Hackers claim to have shut down AFCON website, citing Gabon 'dictatorship'

Published Jan. 21, 2017 4:45 p.m. ET

LIBREVILLE, Gabon (AP) -- A group of hackers claiming to be based in Russia said Saturday they had shut down the website of the African Cup of Nations soccer tournament in a protest at organizers holding it in the "dictatorship" of Gabon, where President Ali Bongo Ondimba retained power in disputed and violent elections last year.

A person sent an email to The Associated Press claiming the group New World Hackers had "taken down" the Confederation of African Football's official website, which is the website of Africa's top soccer body and the site for the continent's main soccer tournament.

The site CAFonline.com was not working for at least five hours on Saturday afternoon and evening.

"We did this in protest against Gabon," the person claiming to be one of the hackers, and who called themselves Kapustkiy, wrote in an email. "They are running the Africa Cup in a country where the dictator Ali Bongo is killing innocent people!"

African soccer officials couldn't immediately confirm if their website had been hacked. CAF spokesman Junior Binyam said he couldn't say if there were unconnected technical problems with the website or if it had been intentionally targeted, but CAF had been working on the problem for nearly two hours without success when Binyam spoke with the AP.

The purported hackers, whose claims could not be verified by the AP, said they attacked the website because the central African nation of Gabon was a "dictatorship" under Bongo and should not be hosting the tournament.
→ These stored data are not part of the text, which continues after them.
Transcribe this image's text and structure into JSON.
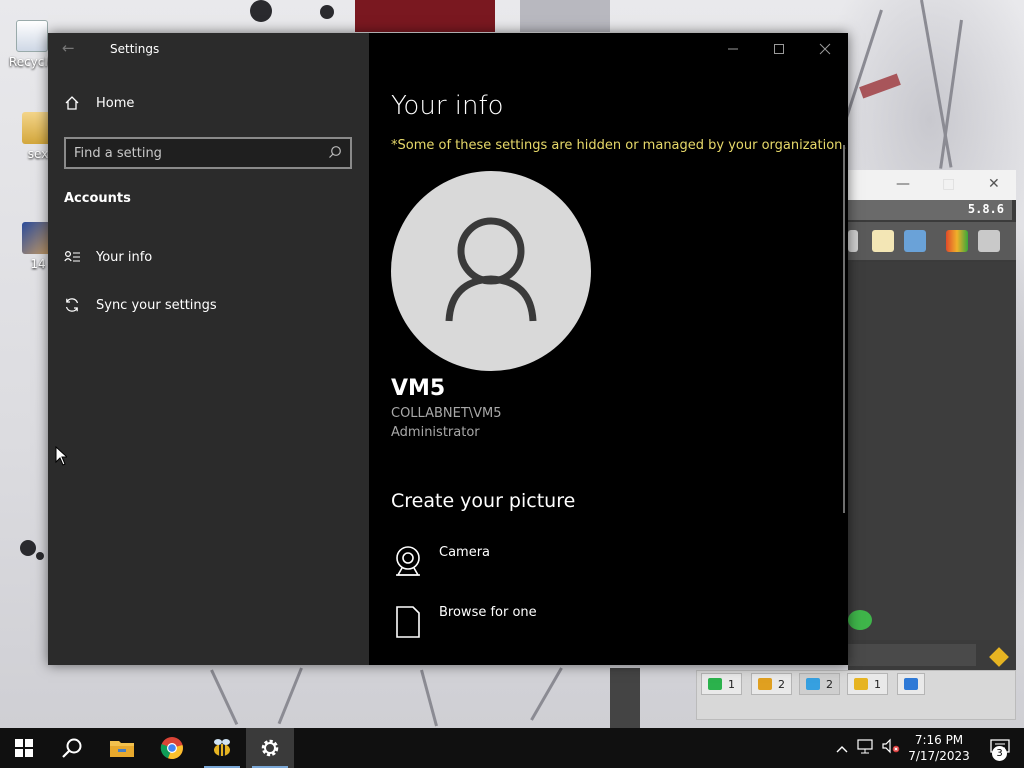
{
  "desktop": {
    "icons": [
      {
        "label": "Recycle",
        "icon": "recycle-bin-icon"
      },
      {
        "label": "sex",
        "icon": "folder-icon"
      },
      {
        "label": "14",
        "icon": "video-file-icon"
      }
    ]
  },
  "background_app": {
    "version": "5.8.6",
    "tabs": [
      {
        "count": "1",
        "icon": "monitor-icon",
        "color": "#2bb24c"
      },
      {
        "count": "2",
        "icon": "users-icon",
        "color": "#e0a020"
      },
      {
        "count": "2",
        "icon": "chat-icon",
        "color": "#36a0e0"
      },
      {
        "count": "1",
        "icon": "group-icon",
        "color": "#e6b422"
      },
      {
        "count": "",
        "icon": "transfer-icon",
        "color": "#2e79d6"
      }
    ]
  },
  "settings": {
    "window_title": "Settings",
    "sidebar": {
      "home_label": "Home",
      "search_placeholder": "Find a setting",
      "section_header": "Accounts",
      "items": [
        {
          "label": "Your info",
          "icon": "person-card-icon"
        },
        {
          "label": "Sync your settings",
          "icon": "sync-icon"
        }
      ]
    },
    "main": {
      "title": "Your info",
      "org_notice": "*Some of these settings are hidden or managed by your organization.",
      "user_name": "VM5",
      "account": "COLLABNET\\VM5",
      "role": "Administrator",
      "create_picture_header": "Create your picture",
      "picture_options": [
        {
          "label": "Camera",
          "icon": "camera-icon"
        },
        {
          "label": "Browse for one",
          "icon": "document-icon"
        }
      ]
    },
    "colors": {
      "sidebar_bg": "#2b2b2b",
      "main_bg": "#000000",
      "notice": "#e7d96a"
    }
  },
  "taskbar": {
    "apps": [
      "start-icon",
      "search-icon",
      "file-explorer-icon",
      "chrome-icon",
      "bee-app-icon",
      "settings-gear-icon"
    ],
    "time": "7:16 PM",
    "date": "7/17/2023",
    "notification_count": "3"
  }
}
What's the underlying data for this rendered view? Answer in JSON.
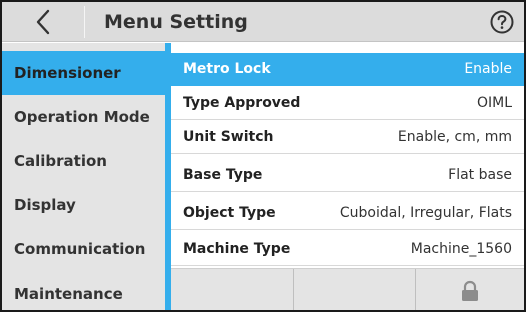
{
  "header": {
    "title": "Menu Setting",
    "back_icon": "chevron-left-icon",
    "help_icon": "question-circle-icon"
  },
  "sidebar": {
    "items": [
      {
        "label": "Dimensioner",
        "active": true
      },
      {
        "label": "Operation Mode",
        "active": false
      },
      {
        "label": "Calibration",
        "active": false
      },
      {
        "label": "Display",
        "active": false
      },
      {
        "label": "Communication",
        "active": false
      },
      {
        "label": "Maintenance",
        "active": false
      }
    ]
  },
  "main": {
    "rows": [
      {
        "label": "Metro Lock",
        "value": "Enable",
        "active": true
      },
      {
        "label": "Type Approved",
        "value": "OIML",
        "active": false
      },
      {
        "label": "Unit Switch",
        "value": "Enable, cm, mm",
        "active": false
      },
      {
        "label": "Base Type",
        "value": "Flat base",
        "active": false
      },
      {
        "label": "Object Type",
        "value": "Cuboidal, Irregular, Flats",
        "active": false
      },
      {
        "label": "Machine Type",
        "value": "Machine_1560",
        "active": false
      }
    ]
  },
  "buttonbar": {
    "lock_icon": "lock-icon"
  },
  "colors": {
    "accent": "#34aeec",
    "header_bg": "#dcdcdc",
    "sidebar_bg": "#e4e4e4"
  }
}
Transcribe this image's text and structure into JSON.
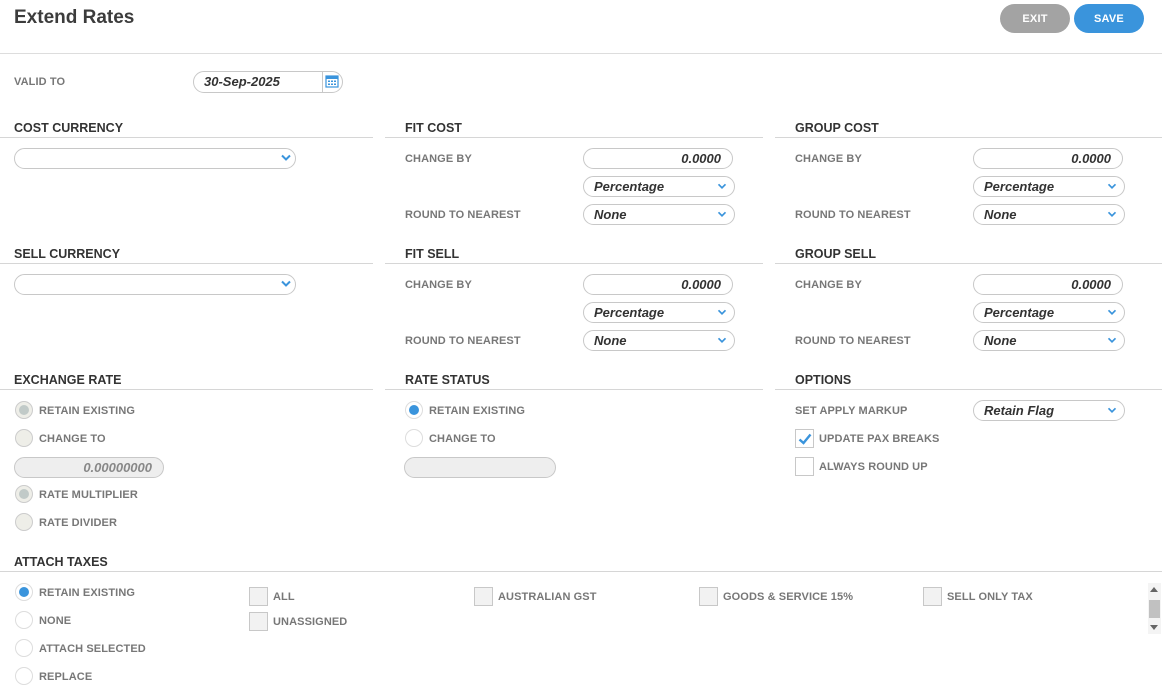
{
  "header": {
    "title": "Extend Rates",
    "exit_label": "EXIT",
    "save_label": "SAVE"
  },
  "valid_to": {
    "label": "VALID TO",
    "value": "30-Sep-2025"
  },
  "cost_currency": {
    "heading": "COST CURRENCY",
    "value": ""
  },
  "sell_currency": {
    "heading": "SELL CURRENCY",
    "value": ""
  },
  "fit_cost": {
    "heading": "FIT COST",
    "change_by_label": "CHANGE BY",
    "change_by_value": "0.0000",
    "mode": "Percentage",
    "round_label": "ROUND TO NEAREST",
    "round_value": "None"
  },
  "group_cost": {
    "heading": "GROUP COST",
    "change_by_label": "CHANGE BY",
    "change_by_value": "0.0000",
    "mode": "Percentage",
    "round_label": "ROUND TO NEAREST",
    "round_value": "None"
  },
  "fit_sell": {
    "heading": "FIT SELL",
    "change_by_label": "CHANGE BY",
    "change_by_value": "0.0000",
    "mode": "Percentage",
    "round_label": "ROUND TO NEAREST",
    "round_value": "None"
  },
  "group_sell": {
    "heading": "GROUP SELL",
    "change_by_label": "CHANGE BY",
    "change_by_value": "0.0000",
    "mode": "Percentage",
    "round_label": "ROUND TO NEAREST",
    "round_value": "None"
  },
  "exchange_rate": {
    "heading": "EXCHANGE RATE",
    "retain_label": "RETAIN EXISTING",
    "change_label": "CHANGE TO",
    "change_value": "0.00000000",
    "multiplier_label": "RATE MULTIPLIER",
    "divider_label": "RATE DIVIDER"
  },
  "rate_status": {
    "heading": "RATE STATUS",
    "retain_label": "RETAIN EXISTING",
    "change_label": "CHANGE TO",
    "change_value": ""
  },
  "options": {
    "heading": "OPTIONS",
    "markup_label": "SET APPLY MARKUP",
    "markup_value": "Retain Flag",
    "update_pax_label": "UPDATE PAX BREAKS",
    "round_up_label": "ALWAYS ROUND UP"
  },
  "attach_taxes": {
    "heading": "ATTACH TAXES",
    "modes": [
      "RETAIN EXISTING",
      "NONE",
      "ATTACH SELECTED",
      "REPLACE"
    ],
    "taxes": [
      "ALL",
      "UNASSIGNED",
      "AUSTRALIAN GST",
      "GOODS & SERVICE 15%",
      "SELL ONLY TAX"
    ]
  },
  "colors": {
    "accent": "#3a94dc",
    "exit_button": "#a3a3a3"
  }
}
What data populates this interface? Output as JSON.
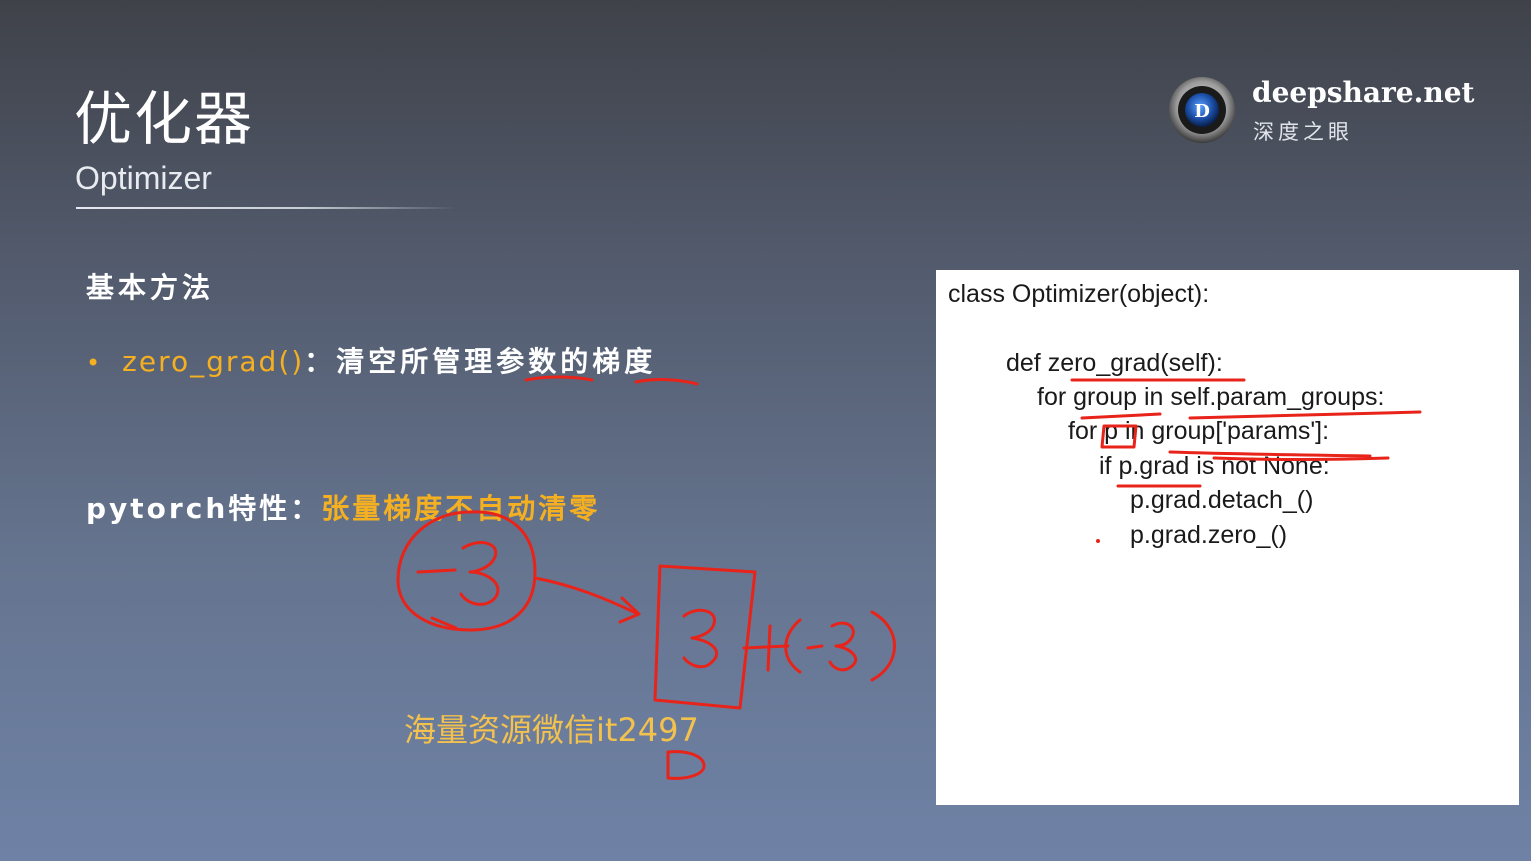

The person said three hackers who live in Russia and go by the names Kapustkiy, Cyric and Maxie were responsible for taking the website out of action using a "DDoS attack," where hackers flood a site with information from multiple sources, causing it to become unavailable.

"We 3 from the New World Hackers group are responsible for this," the purported hacker wrote.

Gabon President Bongo, who took over from his father as president of the oil-rich country in 2009, won re-election by a razor-thin margin in a vote last August. Opposition leader Jean Ping denounced the elections as fraudulent and clashes and deaths on the streets followed.

The buildup to the African Cup was undermined by concerns that large political protests would break out again during the tournament. The first week of the cup has passed peacefully, although opposition groups, who have been vocal on social media, said that at least four people were arrested for peacefully protesting against Bongo's rule during the tournament.

The president was at the soccer stadium in the capital Libreville on Saturday to pay a visit to the Gabonese team, which plays a crucial match against Cameroon on Sunday. Before Bongo's arrival, around 50 soldiers armed with automatic rifles stood guard around the field where the team was training.

Gabon is hosting the African soccer championship for the second time in five years, having co-hosted with neighboring Equatorial Guinea in 2012. It was chosen in April 2015 as a replacement for war-torn Libya.

New World Hackers have claimed responsibility for previous hacks, including one in the United States last year that affected access to Twitter, Netflix and PayPal.

"This is a good message for the Gabonese government," Kapustkiy wrote.